In his recent speech at the 24th World Petroleum Congress (WPC) in Calgary, Canada, where he was also given the Dewhurst Award, Nasser said: 'While much of the global north is focusing on environmental sustainability, the priority for many in the global south is economic survival. Transition planning has not sufficiently recognised this clear need for distinctive solutions, and a widening divide is an inevitable result.'
Nasser emphasised that transition planning required pragmatic and proportionate solutions that reflected different countries’ economic and energy situations.
He said: 'The current transition shortcomings are already causing mass confusion across industries that produce and/or rely on energy. Long-term planners and investors do not know which way to turn. It is increasing the risk of acute supply-demand imbalances in conventional energy and, therefore, an even more serious energy crisis where countries and people, not just assets, are stranded.'
Nasser firmly believes in a transition. In fact his company, Aramco, the largest oil producing company in the world, is investing heavily in emissions mitigating technologies.
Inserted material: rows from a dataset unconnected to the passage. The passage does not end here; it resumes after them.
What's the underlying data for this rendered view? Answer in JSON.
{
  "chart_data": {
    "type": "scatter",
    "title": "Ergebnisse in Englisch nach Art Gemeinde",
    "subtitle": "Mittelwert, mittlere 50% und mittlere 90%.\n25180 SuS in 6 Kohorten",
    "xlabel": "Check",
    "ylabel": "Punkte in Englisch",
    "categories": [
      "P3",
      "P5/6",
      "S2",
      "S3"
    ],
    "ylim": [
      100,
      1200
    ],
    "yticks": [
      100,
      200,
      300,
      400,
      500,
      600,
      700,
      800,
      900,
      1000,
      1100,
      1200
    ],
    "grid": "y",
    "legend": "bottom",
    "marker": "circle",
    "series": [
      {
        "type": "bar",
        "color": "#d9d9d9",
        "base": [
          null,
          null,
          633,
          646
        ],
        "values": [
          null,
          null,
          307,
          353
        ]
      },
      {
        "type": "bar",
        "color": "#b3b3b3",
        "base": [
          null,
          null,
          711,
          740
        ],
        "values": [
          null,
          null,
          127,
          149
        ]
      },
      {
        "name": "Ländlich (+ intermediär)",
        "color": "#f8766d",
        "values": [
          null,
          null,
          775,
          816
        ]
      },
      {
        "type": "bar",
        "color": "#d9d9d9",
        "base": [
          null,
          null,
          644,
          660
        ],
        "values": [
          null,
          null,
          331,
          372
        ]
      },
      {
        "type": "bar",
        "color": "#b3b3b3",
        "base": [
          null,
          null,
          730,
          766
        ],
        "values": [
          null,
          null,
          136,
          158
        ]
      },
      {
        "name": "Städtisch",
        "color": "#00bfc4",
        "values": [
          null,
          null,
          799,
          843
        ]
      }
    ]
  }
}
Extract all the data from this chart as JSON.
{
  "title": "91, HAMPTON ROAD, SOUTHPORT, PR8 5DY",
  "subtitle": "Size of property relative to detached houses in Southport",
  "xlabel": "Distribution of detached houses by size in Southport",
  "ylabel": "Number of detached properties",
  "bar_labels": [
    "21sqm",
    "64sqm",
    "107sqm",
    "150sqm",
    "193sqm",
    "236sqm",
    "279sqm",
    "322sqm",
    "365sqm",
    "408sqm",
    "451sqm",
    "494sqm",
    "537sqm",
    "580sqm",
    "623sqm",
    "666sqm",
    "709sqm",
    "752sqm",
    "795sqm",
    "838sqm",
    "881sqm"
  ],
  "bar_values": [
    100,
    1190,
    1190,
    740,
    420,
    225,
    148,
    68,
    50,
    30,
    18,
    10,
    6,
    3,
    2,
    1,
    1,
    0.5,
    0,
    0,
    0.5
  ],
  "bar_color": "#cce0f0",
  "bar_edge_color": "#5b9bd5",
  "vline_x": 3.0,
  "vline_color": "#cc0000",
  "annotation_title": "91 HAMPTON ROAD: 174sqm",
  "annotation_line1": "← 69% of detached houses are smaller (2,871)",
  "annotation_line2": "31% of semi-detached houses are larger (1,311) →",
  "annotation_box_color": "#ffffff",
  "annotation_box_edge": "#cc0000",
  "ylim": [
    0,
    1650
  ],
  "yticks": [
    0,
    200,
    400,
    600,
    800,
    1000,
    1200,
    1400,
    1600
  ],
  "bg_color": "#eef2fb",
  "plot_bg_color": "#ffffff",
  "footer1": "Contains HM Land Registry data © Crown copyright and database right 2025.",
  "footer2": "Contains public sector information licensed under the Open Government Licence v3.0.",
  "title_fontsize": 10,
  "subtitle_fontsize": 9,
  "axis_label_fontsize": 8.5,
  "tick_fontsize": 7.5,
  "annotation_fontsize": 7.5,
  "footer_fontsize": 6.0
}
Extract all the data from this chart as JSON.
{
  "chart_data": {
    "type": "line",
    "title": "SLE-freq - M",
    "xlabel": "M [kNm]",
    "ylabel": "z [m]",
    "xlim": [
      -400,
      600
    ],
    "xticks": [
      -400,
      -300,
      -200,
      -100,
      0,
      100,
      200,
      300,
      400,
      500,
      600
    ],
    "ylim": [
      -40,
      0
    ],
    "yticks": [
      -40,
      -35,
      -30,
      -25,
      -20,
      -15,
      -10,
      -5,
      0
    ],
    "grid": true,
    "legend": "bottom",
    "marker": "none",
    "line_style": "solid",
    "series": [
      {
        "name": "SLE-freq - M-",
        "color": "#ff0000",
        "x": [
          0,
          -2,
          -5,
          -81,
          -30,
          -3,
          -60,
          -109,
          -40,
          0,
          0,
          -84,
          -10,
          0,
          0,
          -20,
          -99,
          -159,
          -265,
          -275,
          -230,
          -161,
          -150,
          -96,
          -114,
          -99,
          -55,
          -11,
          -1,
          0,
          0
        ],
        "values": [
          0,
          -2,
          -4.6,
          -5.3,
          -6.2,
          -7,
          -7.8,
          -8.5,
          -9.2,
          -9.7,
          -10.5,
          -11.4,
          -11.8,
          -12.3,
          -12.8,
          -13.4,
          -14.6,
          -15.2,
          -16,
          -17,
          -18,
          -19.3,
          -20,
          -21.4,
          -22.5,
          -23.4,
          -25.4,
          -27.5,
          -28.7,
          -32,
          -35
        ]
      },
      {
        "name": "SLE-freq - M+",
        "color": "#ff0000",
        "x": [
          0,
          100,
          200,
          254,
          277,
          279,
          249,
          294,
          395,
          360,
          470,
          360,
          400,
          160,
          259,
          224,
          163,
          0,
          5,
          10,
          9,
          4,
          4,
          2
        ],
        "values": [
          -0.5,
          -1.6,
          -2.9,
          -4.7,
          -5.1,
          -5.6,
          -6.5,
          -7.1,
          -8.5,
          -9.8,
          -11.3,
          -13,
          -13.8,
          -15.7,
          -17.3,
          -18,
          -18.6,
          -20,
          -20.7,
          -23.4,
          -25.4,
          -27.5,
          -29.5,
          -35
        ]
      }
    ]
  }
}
But he does keep drawing attention to the ‘danger’ of phasing out conventional energy prematurely and how this puts energy security and affordability priorities at risk.
At Energy Asia in Malaysia in June, Nasser said that while transition policies rightly attempted to address environmental sustainability, the equally critical issues of energy security and affordability are under-emphasised.
And if there’s one place where Nasser’s word reverberate the most, it is the African continent, which has stepped up on the exploration of oil and gas.
While there are concerns from the rich Western world grow about the region’s growing love for fossil fuel, voices from within, like the African Energy Chamber (AEC), advocate for ongoing oil and gas production along with growth of renewables.
In an op-ed, NJ Ayuk of the AEC, said: 'We’re certainly not saying that renewables have no place in Africa. What we’re saying is that we must temper the enthusiasm for renewables-only policies. For the sake of its people, Africa must be allowed to develop sustainable energy at a pace that doesn’t further impede standards of living – in tandem with oil and gas.'
Nasser is also at odds with the notion of peak oil demand, which he says is mostly being driven by policies, rather than the market dynamics.
Last month, Fatih Birol, International Energy Agency (IEA) Executive Director, in an op-ed published in the Financial Times, suggested that demand for oil and coal would peak in 2030.
The Organisation of the Petroleum Exporting Countries (Opec) hit back and said consistent and data-based forecasts did not support that assertion.
'Such narratives only set the global energy system up to fail spectacularly. It would lead to energy chaos on a potentially unprecedented scale, with dire consequences for economies and billions of people across the world,' says Haitham Al Ghais, Opec Secretary, said in a statement.
Hopefully, the Arabian Gulf region is braced for these discussions at two leading events on its soil: this month’s Abu Dhabi International Petroleum Exhibition and Conference (Adipec), and the COP28 a month after.